In December 2017, he wrote on Facebook, “There’s a certain point in your life that you have to write off people that you love and care about, to better yourself. One can only put forth so much effort to make things work but when it’s strictly one sided, it’s time to realize that there are better people in this world. All I can do at this point is wish you the best of luck and happiness.”
In May 2017, he wrote, “Despite one of the worst months I’ve had in a very long time, I have to thank my very close friends and family for being there to help me through the tough times. Each and every one of you means the world to me. Thank you for your support and encouragement!”
Skeen posted on Facebook in 2016 about being tired of politics. He also spoke out against friends who make comments about others.
“When you make inappropriate comments about someone’s race, religions, sexual orientation, or beliefs (joking or not), you get removed from my friends list. Yes, you are entitled to your opinions…. I just don’t care to hear them!” he wrote in February 2016.
He also wrote in February 2016, “I’ll be so glad when the elections are over! #tiredofpolitics.”
4. The Case Has Been Referred to the FBI for Possible Further Charges
Jeremy Skeen was scheduled to appear in court in Overland Park on April 3 at 1 p.m., authorities said in a statement. The Overland Park Police Department said in the statement that the case has been referred to federal authorities for possible additional charges. It is not clear if the case could rise to the level of a hate crime.
“This matter has been referred to the FBI for any further investigation they determine is necessary,” the local police department said. The FBI and the U.S. Attorney’s Office for the District of Kansas did not immediately respond to requests for comment about the case.
5. Hooters Issued a Statement After the Incident Saying the Restaurant ‘Does Not Tolerate Harassment or Discriminatory Language’
Hooters issued a statement about the incident after it drew headlines around the country.
“Hooters does not tolerate any harassment or discriminatory language, the safety and well-being of our guests and employees are our utmost priorities,” the statement from Hooters of America said. “Of course it goes without saying that our policy is to fully cooperate with any law enforcement investigation.”
The city of Kansas City, Missouri, told the Kansas City Star that it cannot comment on individual personnel or discipline issues. The statement did say that the city, “values diversity and expects all employees to treat others with respect.”

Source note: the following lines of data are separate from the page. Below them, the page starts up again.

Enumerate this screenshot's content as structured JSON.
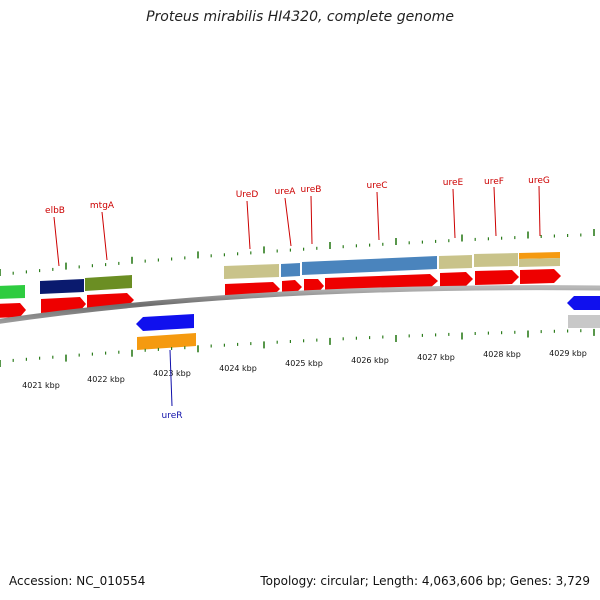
{
  "title": "Proteus mirabilis HI4320, complete genome",
  "footer": {
    "accession": "Accession: NC_010554",
    "summary": "Topology: circular; Length: 4,063,606 bp; Genes: 3,729"
  },
  "scale": {
    "labels": [
      "4021 kbp",
      "4022 kbp",
      "4023 kbp",
      "4024 kbp",
      "4025 kbp",
      "4026 kbp",
      "4027 kbp",
      "4028 kbp",
      "4029 kbp"
    ]
  },
  "gene_labels": {
    "elbB": "elbB",
    "mtgA": "mtgA",
    "UreD": "UreD",
    "ureA": "ureA",
    "ureB": "ureB",
    "ureC": "ureC",
    "ureE": "ureE",
    "ureF": "ureF",
    "ureG": "ureG",
    "ureR": "ureR"
  },
  "colors": {
    "forward_cds": "#ee0000",
    "reverse_cds": "#1010ee",
    "label_forward": "#cc0000",
    "label_reverse": "#1010aa",
    "backbone": "#808080",
    "tick": "#2e7d1e",
    "cog_navy": "#0a1a6e",
    "cog_olive": "#6b8e23",
    "cog_khaki": "#c9c38a",
    "cog_steel": "#4a84bd",
    "cog_orange": "#f59a10",
    "cog_green": "#2ecc40",
    "cog_grey": "#c8c8c8"
  }
}
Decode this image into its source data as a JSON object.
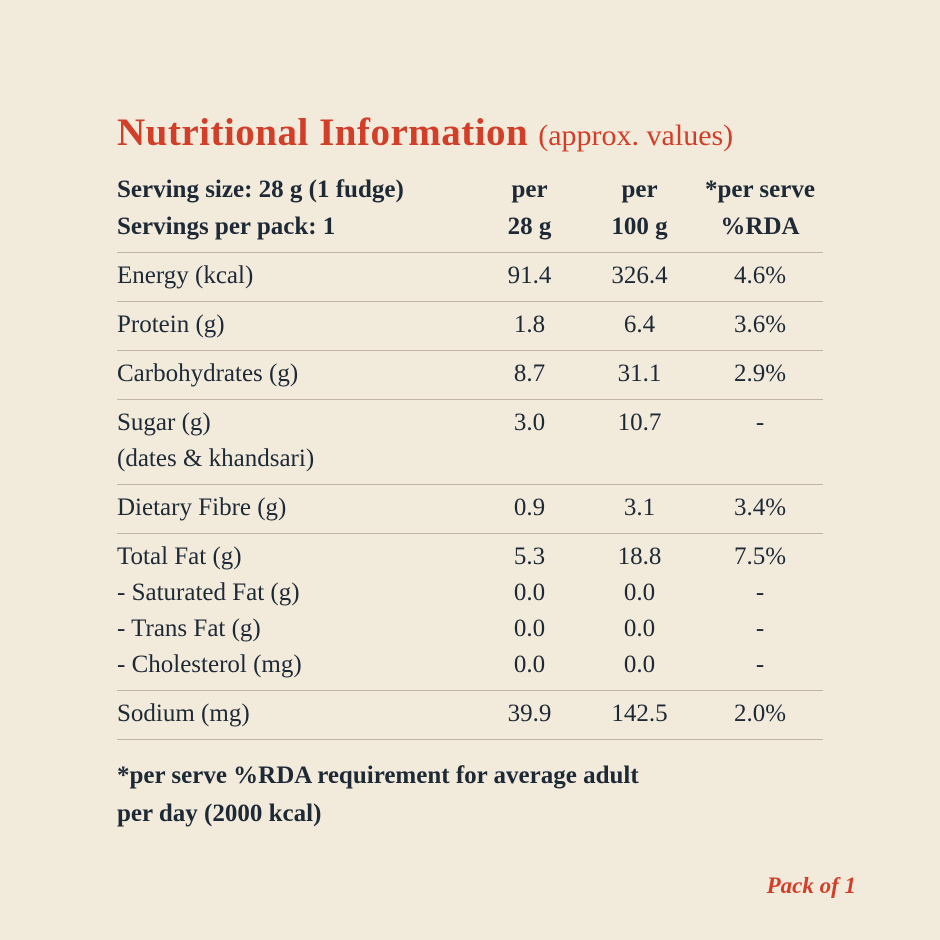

The city’s full statement can be seen below:
While we cannot comment on individual personnel or discipline issues, the City of Kansas City strongly values diversity and expects all employees to treat others with respect. As we build a workplace where everyone is valued, the city provides diversity and harassment training every 2-3 years.
The most recent round of training started in November 2017, and 84% of Fire Department employees have currently completed the training course.
This training is required of all full-time, part-time, seasonal and contract employees. New employees go through this same training course as part of their orientation.
Meanwhile, the city of Overland Park issued a statement to correct rumors that Skeen worked for the fire department in that city.
“Due to some inaccurate reports regarding the employment of Mr. Skeen, it should be noted that he is not, and has never been, an employee of the City of Overland Park or its Fire Department,” Sean Reilly, Overland Park Communications Manager, said in the statement.